HTTP Caching Strategies for Static Sites
There’s an old Phil Karlton quote that goes something like “There are only two hard things in Computer Science: cache invalidation and naming things.” This article touches on the easier of the two (cache invalidation), or rather, strategies to avoid having to deal with it at all. A good cache strategy is one of the most effective ways to speed up a website.
HTTP Caching 101
Browsers and web servers handle caching through a few HTTP headers. If a browser makes a request for a URL it has never seen before, a server can respond with headers that let browsers know when they will need to request a new copy, or to when to validate that their copy is the most recent.

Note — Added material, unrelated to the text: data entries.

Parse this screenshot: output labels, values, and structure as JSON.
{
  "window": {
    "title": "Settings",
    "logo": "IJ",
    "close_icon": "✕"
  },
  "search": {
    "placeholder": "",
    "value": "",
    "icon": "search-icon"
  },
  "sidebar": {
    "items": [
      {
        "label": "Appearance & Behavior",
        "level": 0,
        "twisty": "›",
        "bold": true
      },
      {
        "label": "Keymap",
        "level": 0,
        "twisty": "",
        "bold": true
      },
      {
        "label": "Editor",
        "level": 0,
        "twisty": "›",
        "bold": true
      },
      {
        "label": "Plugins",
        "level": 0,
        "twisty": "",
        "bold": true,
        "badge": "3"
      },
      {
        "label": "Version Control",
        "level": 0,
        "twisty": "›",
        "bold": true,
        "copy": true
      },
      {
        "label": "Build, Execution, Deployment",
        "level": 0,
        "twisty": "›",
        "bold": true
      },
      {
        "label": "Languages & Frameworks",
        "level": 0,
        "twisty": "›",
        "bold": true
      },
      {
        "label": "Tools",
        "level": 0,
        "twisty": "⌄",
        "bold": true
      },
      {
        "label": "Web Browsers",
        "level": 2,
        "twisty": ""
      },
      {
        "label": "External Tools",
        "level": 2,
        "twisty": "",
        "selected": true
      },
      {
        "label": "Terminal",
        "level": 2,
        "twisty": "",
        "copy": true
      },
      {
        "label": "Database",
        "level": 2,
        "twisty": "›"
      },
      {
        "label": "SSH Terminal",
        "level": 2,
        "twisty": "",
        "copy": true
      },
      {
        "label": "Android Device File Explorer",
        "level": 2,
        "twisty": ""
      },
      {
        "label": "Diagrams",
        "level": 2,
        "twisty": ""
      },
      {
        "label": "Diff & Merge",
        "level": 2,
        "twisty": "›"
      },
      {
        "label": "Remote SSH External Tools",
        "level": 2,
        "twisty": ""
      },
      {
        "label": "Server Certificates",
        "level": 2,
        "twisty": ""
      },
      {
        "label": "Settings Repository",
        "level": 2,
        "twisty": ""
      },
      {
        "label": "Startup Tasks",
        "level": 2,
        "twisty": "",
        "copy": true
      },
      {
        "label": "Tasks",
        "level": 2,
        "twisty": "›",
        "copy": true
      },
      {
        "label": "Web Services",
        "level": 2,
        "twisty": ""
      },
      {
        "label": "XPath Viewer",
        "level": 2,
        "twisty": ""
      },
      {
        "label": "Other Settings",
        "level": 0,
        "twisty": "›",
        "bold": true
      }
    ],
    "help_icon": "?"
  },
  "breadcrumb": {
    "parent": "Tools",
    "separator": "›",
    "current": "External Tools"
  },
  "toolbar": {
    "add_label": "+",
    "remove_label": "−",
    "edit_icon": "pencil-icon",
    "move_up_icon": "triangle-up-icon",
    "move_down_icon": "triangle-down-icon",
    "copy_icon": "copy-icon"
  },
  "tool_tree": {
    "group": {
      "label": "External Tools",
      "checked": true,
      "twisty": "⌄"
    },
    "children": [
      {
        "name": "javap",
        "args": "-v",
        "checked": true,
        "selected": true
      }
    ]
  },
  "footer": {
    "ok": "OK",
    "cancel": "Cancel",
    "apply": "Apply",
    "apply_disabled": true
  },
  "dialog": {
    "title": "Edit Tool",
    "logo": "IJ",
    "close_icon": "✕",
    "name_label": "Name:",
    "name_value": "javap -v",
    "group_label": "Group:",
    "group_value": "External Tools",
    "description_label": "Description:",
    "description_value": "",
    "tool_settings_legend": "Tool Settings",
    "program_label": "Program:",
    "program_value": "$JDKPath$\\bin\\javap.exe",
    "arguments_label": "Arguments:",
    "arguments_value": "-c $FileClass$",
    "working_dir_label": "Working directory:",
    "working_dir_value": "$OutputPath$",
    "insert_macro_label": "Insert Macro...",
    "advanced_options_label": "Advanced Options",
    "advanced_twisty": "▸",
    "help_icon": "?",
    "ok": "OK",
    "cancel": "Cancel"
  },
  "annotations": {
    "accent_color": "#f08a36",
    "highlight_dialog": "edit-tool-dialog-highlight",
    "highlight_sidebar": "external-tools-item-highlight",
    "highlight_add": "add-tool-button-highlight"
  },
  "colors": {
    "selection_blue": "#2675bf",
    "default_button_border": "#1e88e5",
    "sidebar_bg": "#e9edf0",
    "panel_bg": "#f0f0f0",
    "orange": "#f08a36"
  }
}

There are two ways a browser can re-use a resource in it’s HTTP cache. If the cached copy is “fresh” (i.e. it knows the document shouldn’t have changed), it can grab it directly from the cache without making any network requests at all. If the cached copy is “stale” (it’s not sure if it can re-use a resource), it can make what is called a conditional request to the server.
Conditional Requests
In a nutshell, conditional requests are a way for a browser to say “is my copy of this still the most recent?” and for a server to respond with either “yep” or “nope, but here’s the new version”. Those “yep” responses are much much smaller, since they don’t have to include any of the documents themselves.
To enable conditional requests, you need to add either ETag
or Last-Modified
headers to your
responses (or both). Etag
headers are identifiers for specific versions of content (usually
implemented as an MD5 hash), whereas Last-Modified
is a pretty self-explanatory date. I personally
like to use Etag
s, as they less likely to change based on something like a file being re-created
during a site redeployment or migration or whatnot.

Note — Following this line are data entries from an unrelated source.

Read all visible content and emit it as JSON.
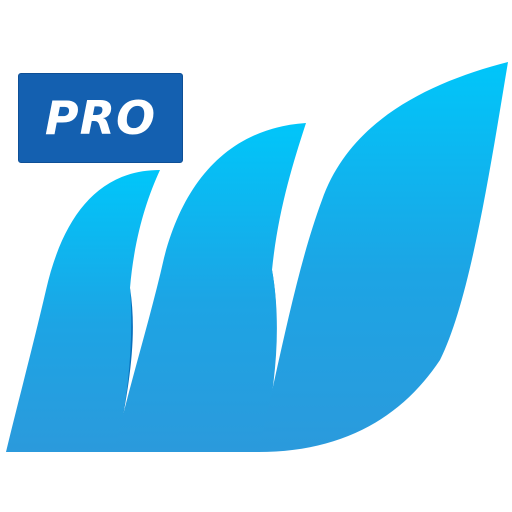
{
  "badge": {
    "label": "PRO",
    "background": "#1460B0",
    "border": "#0E4F96",
    "text_color": "#FFFFFF"
  },
  "logo": {
    "icon": "m-wave-logo-icon",
    "colors": {
      "light": "#00C6FA",
      "mid": "#1DA4E4",
      "base": "#2B9ADC",
      "shadow": "#0770BD"
    }
  }
}
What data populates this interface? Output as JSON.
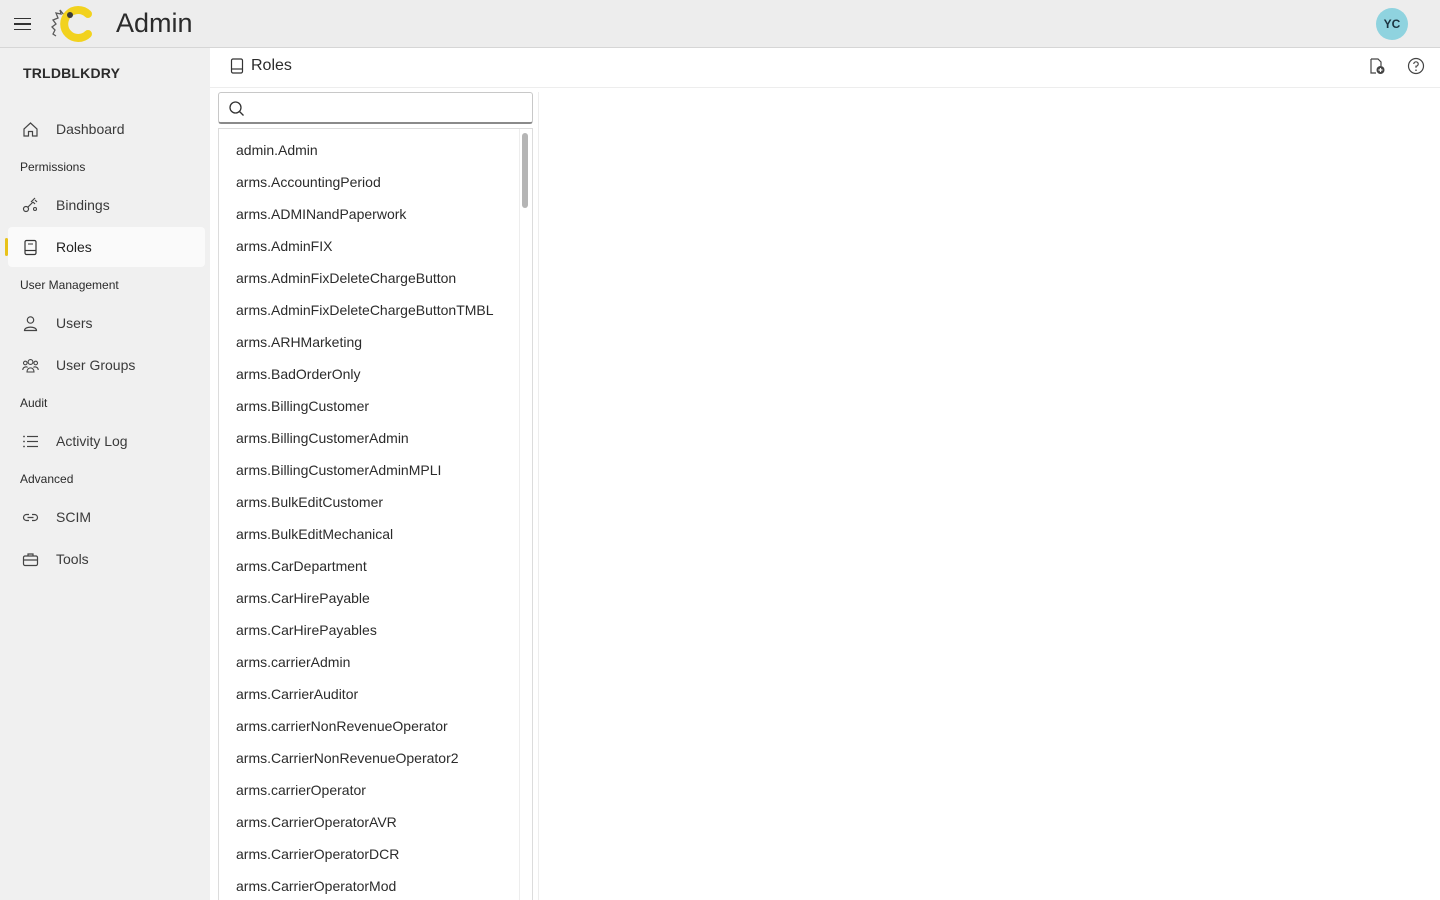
{
  "app": {
    "title": "Admin",
    "user_initials": "YC"
  },
  "colors": {
    "accent": "#e8c21a",
    "avatar_bg": "#8fd3df",
    "sidebar_bg": "#f0f0f0",
    "topbar_bg": "#ededed"
  },
  "sidebar": {
    "org_name": "TRLDBLKDRY",
    "dashboard": "Dashboard",
    "sections": {
      "permissions": "Permissions",
      "user_management": "User Management",
      "audit": "Audit",
      "advanced": "Advanced"
    },
    "items": {
      "bindings": "Bindings",
      "roles": "Roles",
      "users": "Users",
      "user_groups": "User Groups",
      "activity_log": "Activity Log",
      "scim": "SCIM",
      "tools": "Tools"
    },
    "active_item": "Roles"
  },
  "main": {
    "page_title": "Roles",
    "search": {
      "value": "",
      "placeholder": ""
    },
    "roles": [
      "admin.Admin",
      "arms.AccountingPeriod",
      "arms.ADMINandPaperwork",
      "arms.AdminFIX",
      "arms.AdminFixDeleteChargeButton",
      "arms.AdminFixDeleteChargeButtonTMBL",
      "arms.ARHMarketing",
      "arms.BadOrderOnly",
      "arms.BillingCustomer",
      "arms.BillingCustomerAdmin",
      "arms.BillingCustomerAdminMPLI",
      "arms.BulkEditCustomer",
      "arms.BulkEditMechanical",
      "arms.CarDepartment",
      "arms.CarHirePayable",
      "arms.CarHirePayables",
      "arms.carrierAdmin",
      "arms.CarrierAuditor",
      "arms.carrierNonRevenueOperator",
      "arms.CarrierNonRevenueOperator2",
      "arms.carrierOperator",
      "arms.CarrierOperatorAVR",
      "arms.CarrierOperatorDCR",
      "arms.CarrierOperatorMod"
    ]
  }
}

If a browser makes a reqest for a document that it has previously seen, it will send along a
If-None-Match
and/or If-Modified-Since
header (which correspond to the Etag
and
Last-Modified
headers, respectively). If the If-None-Match
header from the request is the same
as the Etag
header of the response (or if the If-Modified-Since
header from the request is newer
than the Last-Modified
header of the respose), the server can respond with the special
304 - Not Modified
status code, and an empty response body.
Cache-Control
The Cache-Control
header is probably the most important header to get right. It has
a lot of options, which
the specification calls “directives”, but for static sites you shouuld only need to use two:
max-age=<seconds>
and immutable
(at least until you add an edge cache into the mix, but we’ll
talk about that later). The max-age
directive lets you tell browsers how many seconds they
can hold onto a resource before they need to request a new copy, and the immutable
diretive tells
browsers that they should never need to request a new copy. The immutable
directive isn’t part
of the core HTTP caching spec, and it isn’t supported accross the board, so it’s best to use it
alongside a max-age
with a really large number of seconds. e.g.
Cache-Control: immutable, max-age=31557600
.
Caching Static Sites
There are typically two types of resources of static sites: root-resources and sub-resources. Root resources are typically the html responses that correspond to the URLs in the browser’s address bar, and sub-resources are all the resources linked to by that main document (e.g. stylesheets, images, javascript, etc). These two types of resources need two different caching strategies.
Caching Sub-Resources
The best way to cache sub-resources is called “Asset Fingerprinting” (also known as Asset Hashing).
Asset Fingerprinting is the process of adding a hash of a file’s content to its filename. So if you
had a file named /js/main.js
, and the md5 hash of it’s content was
adf06cf637aff7c06810711225d7eec6
, you could re-name the file to be /js/main.adf06cf6.js
. By
doing this, you can ensure that requests to fingerprinted files should always return the same
response. If their content changes, the hash changes. It’s best to automate the process somehow
(most build tools have some way to configure something like this). If automating the process is
overkill, you can also get similar results just by manually adding a version number to the filename
instead, and updating that version number each time you make a change.
Because the content of a fingerprinted file will never change, we can set a
Cache-Control: immutable, max-age=31557600
on them.
One “gotcha” here is that you need to make sure that you not only update the filename whenever a file’s content changes, but also all the places that file is linked to as well.
Caching Root Resources
Because you don’t want the urls in the address bar to constantly be changing each time you update a
site (how annoying would it be manage all those redirects?), root resources shouldn’t be
fingerprinted. Instead, they should be served with a Cache-Control: max-age=0
header, and an
appropriate Etag
header.
If done right, these two strategies combined will result in a browser with a primed cache only making a single conditional request for the root document, and recieving a single, tiny, 304 response. If any of the sub-resources are updated, only the root document and whichever sub-resources have been updated will be sent over the network.